# A Logical Proposal To Trade Josh For Shaq



## Basel (Mar 31, 2005)

> There is talk from the desert that the Suns might be thinking of changing course again. Their self-admitted problem is that the mix of Shaq and Amare hasn't been good for either Amare or Nash. It seems clear (and logical) that the Suns long-term preference is to keep Nash and build around the younger Amare (26) rather than continue to rely on O’Neal as a future foundation piece.
> 
> “We are splintering,’’ says team leader Steve Nash, adding that he thinks it’s “50-50’’ whether Phoenix management will break up its team.
> 
> ...


http://www.dallasbasketball.com/fullColumn.php?id=1281


----------



## Dre (Jun 20, 2003)

I don't see where Josh would fit in in Phoenix...but getting Shaq and that contract would expedite the rebuilding process a bit and open us up for 2010.


----------



## Chan Ho Nam (Jan 9, 2007)

i like it for both teams, Phx cant win in the halfcourt


----------



## edwardcyh (Dec 13, 2005)

Deal!

I'd even throw in a Diop while I am at it.





..... oh wait!


----------



## t1no (Jul 10, 2005)

JHo for Shaq and Matt Barnes? Love it.


----------



## the rattler (Sep 15, 2006)

Forget about it... It's not happening...


----------



## rocketeer (Oct 7, 2002)

Dre™ said:


> I don't see where Josh would fit in in Phoenix...but getting Shaq and that contract would expedite the rebuilding process a bit and open us up for 2010.

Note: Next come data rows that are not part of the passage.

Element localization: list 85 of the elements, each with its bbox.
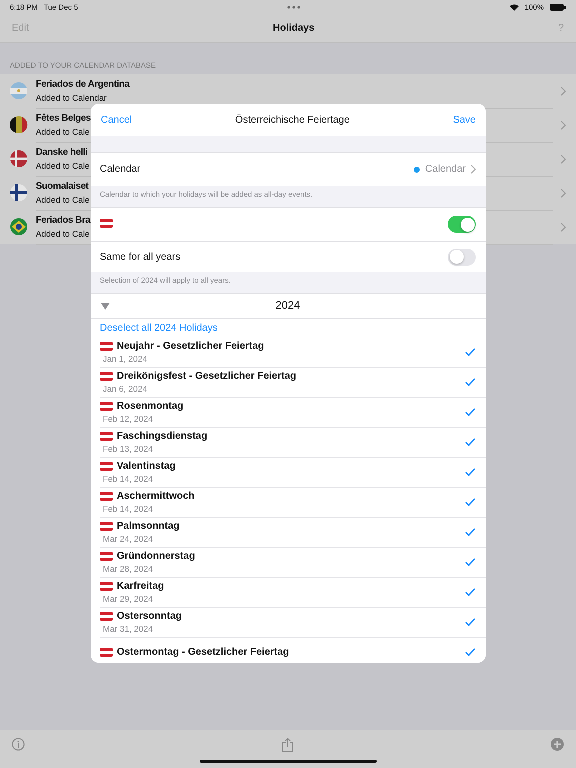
calendar-title: Fêtes Belges bbox=[36, 112, 92, 124]
calendar-dot bbox=[414, 166, 420, 172]
holiday-date: Jan 1, 2024 bbox=[102, 354, 148, 364]
flag-icon bbox=[100, 218, 113, 228]
holiday-date: Mar 28, 2024 bbox=[102, 564, 154, 574]
holiday-date: Feb 13, 2024 bbox=[102, 444, 154, 454]
add-icon[interactable] bbox=[551, 738, 564, 751]
flag-icon bbox=[100, 522, 113, 531]
checkmark-icon[interactable] bbox=[465, 498, 476, 507]
checkmark-icon[interactable] bbox=[465, 558, 476, 567]
year-label: 2024 bbox=[274, 300, 302, 312]
flag-icon bbox=[100, 432, 113, 441]
holiday-name: Karfreitag bbox=[117, 581, 164, 592]
save-button[interactable]: Save bbox=[453, 114, 476, 126]
holiday-name: Gründonnerstag bbox=[117, 551, 196, 562]
calendar-title: Suomalaiset bbox=[36, 180, 89, 192]
nav-title: Holidays bbox=[272, 22, 316, 34]
wifi-icon bbox=[510, 4, 519, 10]
toggle-switch[interactable] bbox=[448, 248, 476, 266]
checkmark-icon[interactable] bbox=[465, 408, 476, 417]
checkmark-icon[interactable] bbox=[465, 588, 476, 597]
holiday-name: Rosenmontag bbox=[117, 401, 184, 412]
checkmark-icon[interactable] bbox=[465, 648, 476, 657]
holiday-name: Dreikönigsfest - Gesetzlicher Feiertag bbox=[117, 371, 297, 382]
cancel-button[interactable]: Cancel bbox=[101, 114, 132, 126]
checkmark-icon[interactable] bbox=[465, 468, 476, 477]
info-icon[interactable] bbox=[12, 738, 25, 751]
checkmark-icon[interactable] bbox=[465, 618, 476, 627]
flag-icon bbox=[10, 218, 28, 236]
chevron-icon bbox=[561, 154, 566, 164]
checkmark-icon[interactable] bbox=[465, 378, 476, 387]
flag-icon bbox=[10, 150, 28, 168]
calendar-subtitle: Added to Cale bbox=[36, 228, 90, 238]
flag-icon bbox=[100, 648, 113, 657]
holiday-date: Feb 12, 2024 bbox=[102, 414, 154, 424]
holiday-name: Aschermittwoch bbox=[117, 491, 195, 502]
checkmark-icon[interactable] bbox=[465, 528, 476, 537]
help-button[interactable]: ? bbox=[558, 22, 564, 34]
flag-icon bbox=[100, 342, 113, 351]
checkmark-icon[interactable] bbox=[465, 438, 476, 447]
calendar-subtitle: Added to Cale bbox=[36, 194, 90, 204]
holiday-date: Feb 14, 2024 bbox=[102, 474, 154, 484]
chevron-icon bbox=[471, 165, 476, 174]
disclosure-icon[interactable] bbox=[101, 302, 110, 310]
share-icon[interactable] bbox=[282, 738, 294, 752]
flag-icon bbox=[100, 492, 113, 501]
calendar-label: Calendar bbox=[100, 164, 142, 175]
flag-icon bbox=[10, 82, 28, 100]
calendar-subtitle: Added to Calendar bbox=[36, 92, 107, 102]
calendar-value[interactable]: Calendar bbox=[425, 164, 466, 175]
flag-icon bbox=[100, 582, 113, 591]
holiday-name: Ostermontag - Gesetzlicher Feiertag bbox=[117, 647, 290, 658]
chevron-icon bbox=[561, 222, 566, 232]
holiday-date: Mar 31, 2024 bbox=[102, 624, 154, 634]
flag-icon bbox=[10, 116, 28, 134]
holiday-date: Jan 6, 2024 bbox=[102, 384, 148, 394]
flag-icon bbox=[100, 612, 113, 621]
flag-icon bbox=[100, 552, 113, 561]
chevron-icon bbox=[561, 86, 566, 96]
flag-icon bbox=[100, 372, 113, 381]
flag-icon bbox=[100, 402, 113, 411]
deselect-all-link[interactable]: Deselect all 2024 Holidays bbox=[100, 323, 218, 334]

he could fit in the shawn marion spot. he wouldn't be ideal there, but they could throw out a lineup of nash, jrich, hill, howard, amare with barbosa coming off the bench and be the best running team in the league again.


----------



## Dre (Jun 20, 2003)

True, but that's going back in the space that they could care less about defense. At least with Shaq there's the illusion of defense.


----------